Dritte Story: Auch Sitara Rasuli hat ihre Mutter Sohaila interviewt. 1989 kam sie aus Afghanistan nach Deutschland, anfangs, um deutsch zu lernen. Sie blieb, studierte Medizin in Berlin, wo sie ihren Mann und Vater von Sitara und ihren Geschwistern kennenlernte. 2005 zog die fünfköpfige Familie berufsbedingt nach Schweinfurt. Sitara fragt die Mutter hartnäckig. Die räumt anfängliches Heimweh ein und sagt, dass sie sich „bis heute ein bisschen fremd fühlt“.
Erstaunt registriert sie auch, dass mit Beginn der großen Flüchtlingswelle 2015 einige Einheimische sich „komisch und unfreundlicher“ verhalten. Sitara hat ihre Arbeit mit Schriftzeichen aus dem Geburtsland der Mutter illustriert, um zu zeigen, dass nicht nur die Sprache neu war.
Nach langer Suche verhilft ein Zufall zum Titel für die Arbeit
Finale: Die Schüler lassen die drei Geschichten nicht einfach so stehen, ziehen ein Fazit. Jede Familie, Die türkische, ukrainische und afghanische, erlebte vor allem anfangs Kälte, und damit sei nicht immer die Temperatur gemeint gewesen. „Wir sind erschrocken, dass Menschen, die ausländisch aussehen, in letzter Zeit offenbar wieder komisch angesehen werden“, schreiben die Schüler.
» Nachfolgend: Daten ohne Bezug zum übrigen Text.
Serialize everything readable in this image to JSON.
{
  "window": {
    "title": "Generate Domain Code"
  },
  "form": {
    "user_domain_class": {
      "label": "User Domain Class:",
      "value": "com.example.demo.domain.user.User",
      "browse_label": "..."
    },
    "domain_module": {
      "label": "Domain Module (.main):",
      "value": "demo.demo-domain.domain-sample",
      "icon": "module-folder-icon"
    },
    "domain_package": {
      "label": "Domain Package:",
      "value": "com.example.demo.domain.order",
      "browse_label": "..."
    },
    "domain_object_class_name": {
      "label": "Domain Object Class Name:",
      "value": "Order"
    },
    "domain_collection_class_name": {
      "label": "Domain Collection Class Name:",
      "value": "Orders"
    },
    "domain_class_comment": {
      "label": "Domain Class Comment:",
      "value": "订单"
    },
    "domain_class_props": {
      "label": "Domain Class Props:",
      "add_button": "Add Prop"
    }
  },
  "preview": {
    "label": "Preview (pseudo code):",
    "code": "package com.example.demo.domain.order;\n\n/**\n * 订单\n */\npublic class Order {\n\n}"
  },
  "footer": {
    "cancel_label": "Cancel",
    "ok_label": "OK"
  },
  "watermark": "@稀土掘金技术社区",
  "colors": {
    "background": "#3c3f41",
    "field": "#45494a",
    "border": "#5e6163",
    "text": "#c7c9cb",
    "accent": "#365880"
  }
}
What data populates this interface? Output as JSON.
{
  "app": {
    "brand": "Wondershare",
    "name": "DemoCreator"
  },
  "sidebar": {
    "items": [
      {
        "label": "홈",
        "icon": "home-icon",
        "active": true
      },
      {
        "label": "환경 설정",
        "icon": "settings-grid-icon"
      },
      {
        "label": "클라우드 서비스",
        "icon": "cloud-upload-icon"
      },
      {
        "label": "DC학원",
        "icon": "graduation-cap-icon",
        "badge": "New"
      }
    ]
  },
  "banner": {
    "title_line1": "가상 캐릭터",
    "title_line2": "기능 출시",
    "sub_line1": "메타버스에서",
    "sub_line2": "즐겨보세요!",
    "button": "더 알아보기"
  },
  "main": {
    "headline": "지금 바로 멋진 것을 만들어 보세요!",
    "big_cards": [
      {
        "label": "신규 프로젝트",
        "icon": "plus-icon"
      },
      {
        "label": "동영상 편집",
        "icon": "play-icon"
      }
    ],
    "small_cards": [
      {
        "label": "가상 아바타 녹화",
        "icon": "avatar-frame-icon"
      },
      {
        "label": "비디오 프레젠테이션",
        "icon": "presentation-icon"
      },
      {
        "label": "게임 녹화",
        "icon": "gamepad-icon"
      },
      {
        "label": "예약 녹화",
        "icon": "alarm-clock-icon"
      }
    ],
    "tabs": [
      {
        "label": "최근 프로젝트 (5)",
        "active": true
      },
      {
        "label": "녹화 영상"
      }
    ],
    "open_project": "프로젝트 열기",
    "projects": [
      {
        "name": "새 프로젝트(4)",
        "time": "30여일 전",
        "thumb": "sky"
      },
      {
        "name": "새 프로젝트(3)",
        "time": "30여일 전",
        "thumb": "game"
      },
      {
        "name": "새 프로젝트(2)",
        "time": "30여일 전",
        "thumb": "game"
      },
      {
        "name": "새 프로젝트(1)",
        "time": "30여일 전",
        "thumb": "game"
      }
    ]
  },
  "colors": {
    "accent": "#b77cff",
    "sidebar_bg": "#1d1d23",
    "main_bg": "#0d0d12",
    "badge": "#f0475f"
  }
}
Die elf und zwölf Jahre jungen Menschen empfehlen Neuankömmlingen „möglichst schnell Deutsch zu lernen“ und mit den Einheimischen viel zu kommunizieren.
Die jungen Menschen haben während des Projekts viel über die jeweils anderen Essgewohnheiten erfahren. „Die alte Heimat lebt bei allen im Essen weiter“, heißt es einmal. Sitara etwa habe das Klassenzimmer mit einem Qabeli-Reisgericht und Kabab (gegrilltes Fleisch) „in eine orientalische Duftwolke gehüllt“. Mit verarbeitet wurde Kurkuma, Gelber Ingwer. „Aber wir mögen auch Kartoffelbrei“, sagt Sitara zu ihren Mitschülern. Nach langem Suchen hatten die Schüler „endlich den Titel für unsere Arbeit gefunden“: Kurkuma und Kartoffelbrei.
Für ihre Idee, die Arbeit und die erstaunlich professionelle Präsentation erhielten die jungen Leute bei der Preisübergabe in der Disharmonie verdienten langen Beifall.